La voix, grave et cérémonieuse,
qui résonne lors de l'ouverture de Sunshine pour nous
raconter la situation désespérée de cette mission de sauvetage de
notre Soleil moribond - tout au moins du point de vue de notre bonne vieille
Terre - se présente comme celle de Robert Capa, rien
de moins. Bien sûr, il s'agit d'un homonyme, mais tout
de même, ouvrir son film par le petit laïus
d'un personnage qui porte le nom du photographe pour lequel "si la photo
n'est pas bonne, c'est que vous n'êtes pas assez près
de l'évènement", voilà
qui devrait situer le projet : de l'immersion,
et rien que cela, jusqu'au cœur du soleil ! L'autre nom mentionné
dans cette brève ouverture parlée,
est celui du vaisseau spatial lui-même, l'Icarus II, dont il va très
vite apparaître qu'il résume programme même
du film : celui d'un échec, dans les grandes largeurs,
lorsque l'on pensait atteindre les étoiles.

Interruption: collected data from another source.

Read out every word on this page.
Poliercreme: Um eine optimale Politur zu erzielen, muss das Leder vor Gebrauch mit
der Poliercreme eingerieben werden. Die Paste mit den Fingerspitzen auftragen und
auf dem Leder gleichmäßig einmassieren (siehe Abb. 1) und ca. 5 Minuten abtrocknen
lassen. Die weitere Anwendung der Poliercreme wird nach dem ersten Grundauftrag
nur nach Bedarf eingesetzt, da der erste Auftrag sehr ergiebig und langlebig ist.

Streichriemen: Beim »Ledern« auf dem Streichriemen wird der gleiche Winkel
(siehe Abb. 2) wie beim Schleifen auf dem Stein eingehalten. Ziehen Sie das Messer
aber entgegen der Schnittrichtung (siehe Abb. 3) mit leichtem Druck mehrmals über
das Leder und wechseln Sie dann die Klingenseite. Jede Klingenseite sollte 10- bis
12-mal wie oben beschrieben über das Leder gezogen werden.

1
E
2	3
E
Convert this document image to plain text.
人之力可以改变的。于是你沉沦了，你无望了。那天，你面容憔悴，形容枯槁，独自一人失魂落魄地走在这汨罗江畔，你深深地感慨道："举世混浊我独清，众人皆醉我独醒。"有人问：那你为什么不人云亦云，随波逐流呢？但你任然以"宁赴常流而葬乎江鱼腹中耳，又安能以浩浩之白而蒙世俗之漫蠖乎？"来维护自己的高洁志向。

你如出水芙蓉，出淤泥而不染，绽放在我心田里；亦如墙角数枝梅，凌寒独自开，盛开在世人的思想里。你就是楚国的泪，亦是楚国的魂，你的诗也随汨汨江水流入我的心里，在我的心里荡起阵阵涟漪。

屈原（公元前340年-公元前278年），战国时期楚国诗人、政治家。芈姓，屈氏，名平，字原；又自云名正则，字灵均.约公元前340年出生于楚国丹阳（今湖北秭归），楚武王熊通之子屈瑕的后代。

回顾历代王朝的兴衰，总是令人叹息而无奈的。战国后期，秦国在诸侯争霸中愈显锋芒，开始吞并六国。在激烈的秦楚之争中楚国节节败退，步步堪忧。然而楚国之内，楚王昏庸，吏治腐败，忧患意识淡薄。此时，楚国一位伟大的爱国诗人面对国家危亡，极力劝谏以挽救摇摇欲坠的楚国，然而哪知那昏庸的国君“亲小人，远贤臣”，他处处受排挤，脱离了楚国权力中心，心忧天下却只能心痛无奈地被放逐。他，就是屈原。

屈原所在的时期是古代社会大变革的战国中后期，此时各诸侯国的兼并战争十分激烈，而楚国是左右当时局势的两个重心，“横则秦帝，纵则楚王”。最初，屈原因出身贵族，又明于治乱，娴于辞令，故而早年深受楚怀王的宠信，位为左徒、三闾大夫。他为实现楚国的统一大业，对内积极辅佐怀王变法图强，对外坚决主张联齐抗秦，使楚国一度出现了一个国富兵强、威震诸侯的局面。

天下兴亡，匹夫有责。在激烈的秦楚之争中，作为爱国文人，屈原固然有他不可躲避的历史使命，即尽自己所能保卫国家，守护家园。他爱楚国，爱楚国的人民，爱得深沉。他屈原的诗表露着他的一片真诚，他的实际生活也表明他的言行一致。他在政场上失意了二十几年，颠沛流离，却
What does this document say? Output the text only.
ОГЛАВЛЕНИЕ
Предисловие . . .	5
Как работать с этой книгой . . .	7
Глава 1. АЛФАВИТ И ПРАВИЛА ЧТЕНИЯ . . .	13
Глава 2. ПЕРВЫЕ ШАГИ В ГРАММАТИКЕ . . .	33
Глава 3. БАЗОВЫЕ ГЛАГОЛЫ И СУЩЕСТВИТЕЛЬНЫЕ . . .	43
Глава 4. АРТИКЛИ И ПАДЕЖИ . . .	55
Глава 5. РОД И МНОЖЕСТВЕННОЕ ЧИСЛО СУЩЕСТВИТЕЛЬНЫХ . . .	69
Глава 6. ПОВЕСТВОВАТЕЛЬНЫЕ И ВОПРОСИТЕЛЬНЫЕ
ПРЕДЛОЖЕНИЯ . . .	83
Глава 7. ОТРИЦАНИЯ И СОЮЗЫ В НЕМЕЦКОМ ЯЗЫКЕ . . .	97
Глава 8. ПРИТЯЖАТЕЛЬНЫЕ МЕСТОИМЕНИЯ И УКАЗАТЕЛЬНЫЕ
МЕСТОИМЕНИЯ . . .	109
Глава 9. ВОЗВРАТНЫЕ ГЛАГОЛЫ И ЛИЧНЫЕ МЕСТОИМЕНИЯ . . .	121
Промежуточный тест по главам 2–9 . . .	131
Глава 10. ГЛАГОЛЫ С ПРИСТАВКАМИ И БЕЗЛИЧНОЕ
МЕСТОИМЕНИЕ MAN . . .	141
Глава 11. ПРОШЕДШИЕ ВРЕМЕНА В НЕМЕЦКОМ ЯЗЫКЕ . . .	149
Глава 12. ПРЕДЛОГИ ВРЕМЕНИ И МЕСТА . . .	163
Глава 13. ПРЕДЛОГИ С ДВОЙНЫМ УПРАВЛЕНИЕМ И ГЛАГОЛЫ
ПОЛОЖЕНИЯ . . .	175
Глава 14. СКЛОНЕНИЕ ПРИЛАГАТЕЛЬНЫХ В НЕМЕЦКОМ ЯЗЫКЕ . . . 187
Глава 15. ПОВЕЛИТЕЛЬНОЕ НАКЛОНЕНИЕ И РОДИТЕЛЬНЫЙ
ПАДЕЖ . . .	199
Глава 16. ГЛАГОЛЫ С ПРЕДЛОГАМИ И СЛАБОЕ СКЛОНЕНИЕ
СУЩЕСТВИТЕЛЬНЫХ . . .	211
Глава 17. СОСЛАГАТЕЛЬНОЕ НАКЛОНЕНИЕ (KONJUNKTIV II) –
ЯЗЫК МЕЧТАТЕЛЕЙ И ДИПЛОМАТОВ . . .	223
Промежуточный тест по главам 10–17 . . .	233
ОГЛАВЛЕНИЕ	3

Une chute, mais vue et vécue
depuis son cœur, c'est ainsi que va se révéler ce Sunshine dès
ses premiers instants, et le moindre que l'on puisse dire, c'est que Dany
Boyle, en garnement propret qu'il est depuis ses débuts,
va déployer ce programme avec une jubilation pourtant toute
nihiliste. On avait déjà croisé le couple Dany Boyle derrière
la caméra / Cyllian Murphy devant, dans le très
remarqué 28 jours plus tard, petit film à
la grammaire déjà fortement immersive - tourné
en vidéo HD et décors "naturels" - qui avait
participé largement, avec le remake du film de Romero par Zack
Snyder, à la renaissance du genre dit du "film de zombies",
dont les développements ne sont toujours pas parvenus à
leur terme près de vingt ans plus tard. Peut-être
y avait-il dans cet étrange projet de Space Opera vaguement
hard SF le secret souhait dix ans plus tard, de renouveler un genre une
seconde fois - ambition dont ce nom de vaisseau spatial, Icarus II, reflèterait
assez bien, et au corps défendant de Boyle on s'en doute, la
grande vanité...
Probablement le film est-il pourtant
plus ajusté à son projet que ne le laisse penser
cet avant-propos un peu ironique. Boyle sait fabriquer des images, fortes,
inquiétantes, et paradoxalement très "familières",
ce qui participe du registre quotidien par lequel il prétend
nous immerger dans une situation extraordinaire. Avec des moyens plastiques qui
n'hésitent jamais à surjouer le drame, il sait nous émouvoir,
et comme nous surprendre à s'émouvoir. Il y a quelque chose de
roublard dans son cinéma, c'est certain, mais d'une
roublardise assumée, qui revendique sa tradition
foraine, et qui renvoie au spectateur sa propre difficulté,
désormais qu'il a tout vu, à parvenir à s'émouvoir.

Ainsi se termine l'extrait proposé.